In March 2026, President Donald Trump’s second term faces mounting chaos as his administration’s aggressive foreign policy triggers widespread energy devastation. The U.S.-led “Operation Epic Fury” against Iran, launched to crush Tehran’s nuclear ambitions and regime, has escalated into a full-scale conflict. Iran retaliated by disrupting the Strait of Hormuz—choking 20% of global oil flows—driving Brent crude prices above $110 per barrel and U.S. gasoline costs soaring over 20% in weeks.
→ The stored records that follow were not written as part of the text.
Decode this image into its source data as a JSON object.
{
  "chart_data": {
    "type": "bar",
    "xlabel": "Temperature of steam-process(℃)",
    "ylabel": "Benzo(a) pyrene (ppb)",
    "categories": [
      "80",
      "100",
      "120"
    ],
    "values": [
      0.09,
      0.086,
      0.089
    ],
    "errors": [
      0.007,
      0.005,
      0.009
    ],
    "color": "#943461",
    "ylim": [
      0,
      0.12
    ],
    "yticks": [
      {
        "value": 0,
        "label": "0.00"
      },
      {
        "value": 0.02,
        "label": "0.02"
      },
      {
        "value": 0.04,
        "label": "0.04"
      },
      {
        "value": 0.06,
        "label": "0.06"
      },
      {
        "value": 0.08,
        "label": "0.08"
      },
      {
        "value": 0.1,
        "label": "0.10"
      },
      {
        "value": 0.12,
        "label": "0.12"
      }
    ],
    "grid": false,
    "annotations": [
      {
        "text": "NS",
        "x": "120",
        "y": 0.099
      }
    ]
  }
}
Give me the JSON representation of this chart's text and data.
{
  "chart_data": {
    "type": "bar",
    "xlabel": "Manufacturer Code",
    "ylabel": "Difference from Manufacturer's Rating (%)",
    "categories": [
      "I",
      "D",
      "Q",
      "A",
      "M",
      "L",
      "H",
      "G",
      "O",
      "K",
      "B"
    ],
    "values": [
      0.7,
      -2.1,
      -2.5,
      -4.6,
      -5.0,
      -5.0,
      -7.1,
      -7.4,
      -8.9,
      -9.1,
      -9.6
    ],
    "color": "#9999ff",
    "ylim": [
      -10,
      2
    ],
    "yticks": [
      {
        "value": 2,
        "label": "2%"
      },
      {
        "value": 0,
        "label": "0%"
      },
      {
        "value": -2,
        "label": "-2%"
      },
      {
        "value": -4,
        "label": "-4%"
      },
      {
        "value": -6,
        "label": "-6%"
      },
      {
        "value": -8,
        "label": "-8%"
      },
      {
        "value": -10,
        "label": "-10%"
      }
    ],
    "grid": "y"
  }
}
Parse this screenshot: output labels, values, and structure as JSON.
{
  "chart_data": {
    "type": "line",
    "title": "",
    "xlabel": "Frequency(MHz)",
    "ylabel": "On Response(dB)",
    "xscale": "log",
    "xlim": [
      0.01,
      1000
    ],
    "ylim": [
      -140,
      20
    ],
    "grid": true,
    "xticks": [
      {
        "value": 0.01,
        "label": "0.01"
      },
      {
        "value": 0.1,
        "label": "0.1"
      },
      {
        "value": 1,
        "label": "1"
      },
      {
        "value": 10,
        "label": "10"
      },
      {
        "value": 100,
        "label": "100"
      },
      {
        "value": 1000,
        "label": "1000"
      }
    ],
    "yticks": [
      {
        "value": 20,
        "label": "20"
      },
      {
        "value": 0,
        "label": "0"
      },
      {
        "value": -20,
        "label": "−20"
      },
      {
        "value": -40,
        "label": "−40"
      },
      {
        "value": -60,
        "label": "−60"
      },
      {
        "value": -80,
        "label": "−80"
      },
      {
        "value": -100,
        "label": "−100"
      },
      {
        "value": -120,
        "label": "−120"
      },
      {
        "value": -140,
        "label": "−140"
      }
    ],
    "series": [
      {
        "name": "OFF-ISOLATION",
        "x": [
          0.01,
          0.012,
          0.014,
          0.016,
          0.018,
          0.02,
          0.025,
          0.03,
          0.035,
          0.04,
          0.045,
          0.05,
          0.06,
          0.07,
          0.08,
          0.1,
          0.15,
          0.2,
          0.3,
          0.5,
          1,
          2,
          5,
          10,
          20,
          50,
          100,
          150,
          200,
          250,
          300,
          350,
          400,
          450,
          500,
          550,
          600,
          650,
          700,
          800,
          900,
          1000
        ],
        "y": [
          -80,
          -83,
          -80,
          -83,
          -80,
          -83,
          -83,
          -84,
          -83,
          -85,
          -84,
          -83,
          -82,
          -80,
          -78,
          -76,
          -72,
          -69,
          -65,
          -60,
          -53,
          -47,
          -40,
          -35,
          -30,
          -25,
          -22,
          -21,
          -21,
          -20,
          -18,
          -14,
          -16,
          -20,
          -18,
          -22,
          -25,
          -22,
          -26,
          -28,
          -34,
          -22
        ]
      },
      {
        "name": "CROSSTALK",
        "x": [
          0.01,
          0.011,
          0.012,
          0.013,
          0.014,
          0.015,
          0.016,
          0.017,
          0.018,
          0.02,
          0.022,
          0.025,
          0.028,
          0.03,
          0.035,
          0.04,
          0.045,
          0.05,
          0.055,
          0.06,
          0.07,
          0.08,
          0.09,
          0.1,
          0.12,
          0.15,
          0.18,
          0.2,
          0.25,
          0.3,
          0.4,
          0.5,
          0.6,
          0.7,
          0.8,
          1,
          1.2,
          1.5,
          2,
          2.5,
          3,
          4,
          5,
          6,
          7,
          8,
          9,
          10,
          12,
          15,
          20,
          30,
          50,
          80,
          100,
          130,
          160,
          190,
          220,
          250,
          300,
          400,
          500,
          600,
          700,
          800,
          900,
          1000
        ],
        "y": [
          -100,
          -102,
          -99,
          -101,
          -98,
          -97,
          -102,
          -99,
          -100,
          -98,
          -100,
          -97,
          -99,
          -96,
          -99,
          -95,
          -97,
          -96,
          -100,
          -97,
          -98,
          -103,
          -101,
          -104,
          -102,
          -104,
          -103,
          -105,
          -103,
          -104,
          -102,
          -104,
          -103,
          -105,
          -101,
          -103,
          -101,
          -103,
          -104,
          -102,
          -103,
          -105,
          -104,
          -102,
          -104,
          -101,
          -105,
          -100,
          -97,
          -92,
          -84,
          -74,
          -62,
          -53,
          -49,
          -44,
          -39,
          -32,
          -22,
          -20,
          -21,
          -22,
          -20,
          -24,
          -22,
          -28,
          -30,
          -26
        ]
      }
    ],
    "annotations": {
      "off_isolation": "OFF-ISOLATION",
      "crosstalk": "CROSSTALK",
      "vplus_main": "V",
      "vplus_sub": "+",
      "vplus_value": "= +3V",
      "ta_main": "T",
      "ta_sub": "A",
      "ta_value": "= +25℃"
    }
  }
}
Allied strikes damaged Iranian gas facilities, while Iranian forces targeted Gulf oil infrastructure, prompting evacuation warnings across Saudi Arabia, UAE, and Qatar. Oil executives privately warned the White House of deepening crises, contradicting Trump’s “energy dominance” promises of lower prices via fossil fuel expansion.
Compounding the turmoil, Russia’s intensified attacks on Ukraine’s energy grid—over 200 strikes in 2026 alone—have crippled power generation, leaving millions in subzero darkness and threatening economic collapse. Thermal plants lie in ruins, with capacity slashed dramatically.
Domestically, critics decry the war as a reckless “war of choice,” eroding Trump’s approval amid rising inflation fears and military casualties. Allies question U.S. reliability, while markets reel from supply shocks despite record American production. As energy blackouts spread globally, the administration’s bold gambit appears to accelerate its own unraveling, exposing vulnerabilities in a world hooked on fragile fossil infrastructure.